Friday, September 16, 2022

The Ring Goes Round and Round

I watched some paint dry last night for about an hour, but it was really expensive paint called The Rings of Power (etc, etc, etc). I can think of few such stark examples of ten cent imaginations working on a billion dollar budget.

Most people talk about how bad the writing is but the visuals deserve some mockery, too. Yeah, the sets and props clearly show the amount of detail a pile of money can buy. But there's not a single interesting composition, there's nothing interesting about the colour schemes beyond how well they imitate Pre-Raphaelite and John Howe paintings. It's like the director just shrugged and said to the production designers, "I don't know, do something expensive."

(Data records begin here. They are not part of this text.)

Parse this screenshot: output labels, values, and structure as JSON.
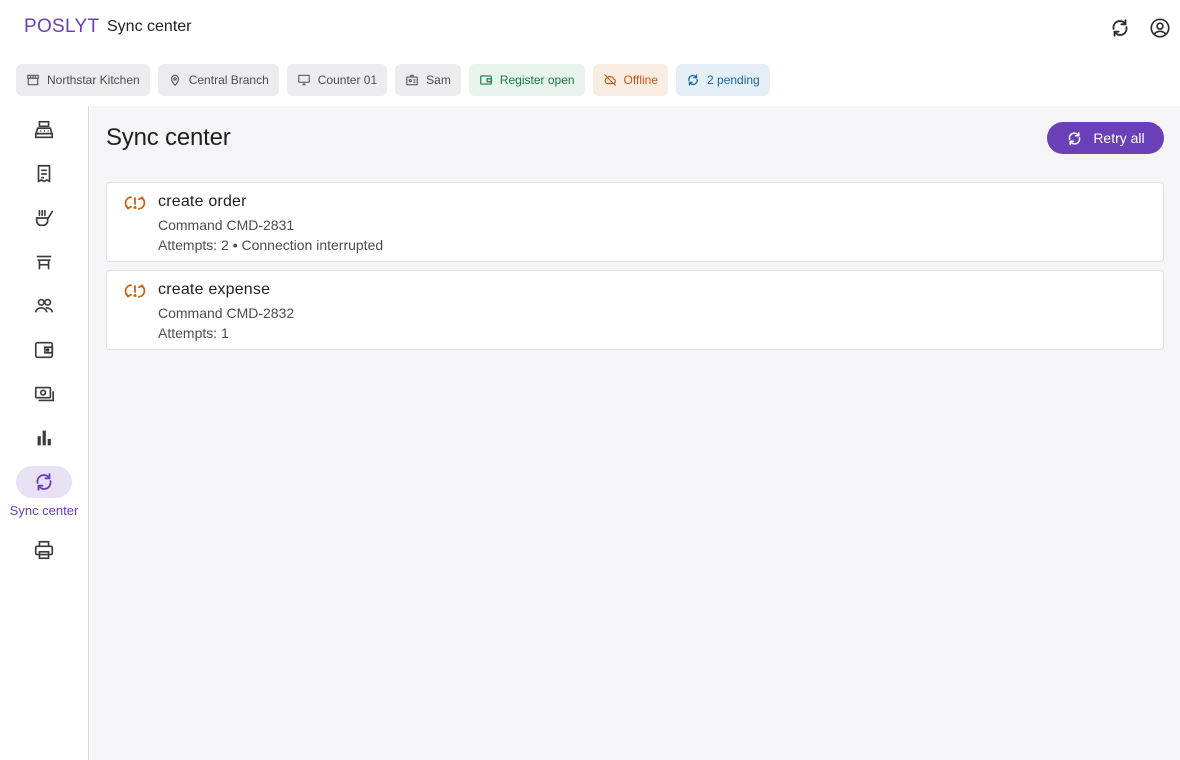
{
  "header": {
    "brand": "POSLYT",
    "title": "Sync center"
  },
  "chips": [
    {
      "label": "Northstar Kitchen",
      "icon": "store-icon"
    },
    {
      "label": "Central Branch",
      "icon": "location-pin-icon"
    },
    {
      "label": "Counter 01",
      "icon": "monitor-icon"
    },
    {
      "label": "Sam",
      "icon": "badge-icon"
    },
    {
      "label": "Register open",
      "icon": "wallet-icon"
    },
    {
      "label": "Offline",
      "icon": "cloud-off-icon"
    },
    {
      "label": "2 pending",
      "icon": "sync-icon"
    }
  ],
  "sidebar": {
    "items": [
      {
        "icon": "register-icon"
      },
      {
        "icon": "receipt-icon"
      },
      {
        "icon": "kitchen-icon"
      },
      {
        "icon": "table-icon"
      },
      {
        "icon": "users-icon"
      },
      {
        "icon": "wallet-icon"
      },
      {
        "icon": "payments-icon"
      },
      {
        "icon": "chart-icon"
      },
      {
        "icon": "sync-icon",
        "label": "Sync center",
        "active": true
      },
      {
        "icon": "printer-icon"
      }
    ]
  },
  "main": {
    "title": "Sync center",
    "retry_label": "Retry all",
    "commands": [
      {
        "title": "create order",
        "command": "Command CMD-2831",
        "attempts": "Attempts: 2",
        "separator": " • ",
        "error": "Connection interrupted"
      },
      {
        "title": "create expense",
        "command": "Command CMD-2832",
        "attempts": "Attempts: 1",
        "separator": "",
        "error": ""
      }
    ]
  },
  "colors": {
    "accent": "#6b3fb8",
    "success": "#17794a",
    "warning": "#bd5a12",
    "info": "#1b63a3",
    "sync_error": "#c8650f"
  }
}
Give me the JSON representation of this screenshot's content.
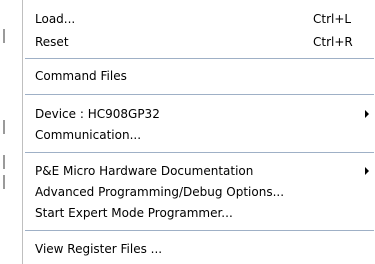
{
  "menu": {
    "items": [
      {
        "label": "Load...",
        "shortcut": "Ctrl+L"
      },
      {
        "label": "Reset",
        "shortcut": "Ctrl+R"
      },
      {
        "label": "Command Files"
      },
      {
        "label": "Device : HC908GP32"
      },
      {
        "label": "Communication..."
      },
      {
        "label": "P&E Micro Hardware Documentation"
      },
      {
        "label": "Advanced Programming/Debug Options..."
      },
      {
        "label": "Start Expert Mode Programmer..."
      },
      {
        "label": "View Register Files ..."
      }
    ]
  }
}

The action scenes are getting dumber, too. My favourite was Galadriel overpowering a group of armoured guards putting her in handcuffs. Okay, it's a bit silly they decided to turn Galadriel into a genius martial artist, but if you're going that route, and you have all this money, shouldn't you show us how she manages to do something like this? The best I can make out is she just kind of pushes the five guys twice her size with her little bare hands.

Is this elven magic? You want to weave some kind of story around Galadriel's prowess? No?

Again, the racial casting fits a clear pattern. A bunch of working class white guys in Numenor gather to protest elven immigrants taking their jobs. In Tolkien's lore, some Numenoreans became jealous of the immortality of elves. Tolkien, who hated allegory anyway, obviously couldn't and wouldn't have made this nonsensical caricature of Trump voters.

And, once again, no-one's East Asian except one or two background extras, which dispels the argument that the show's leaving East Asians for the Easterlings. I guess, as far as main characters went, injecting anachronistic racial diversity was important, but they thought Asians were a step too far. Or maybe they're just racists.

The Lord of the Rings: The Rings of Power: The Energy of Jewellery: The Finger Cuffs of Sauron: The Golden Cheese: The King of the Hula Hoops is available on Amazon Prime.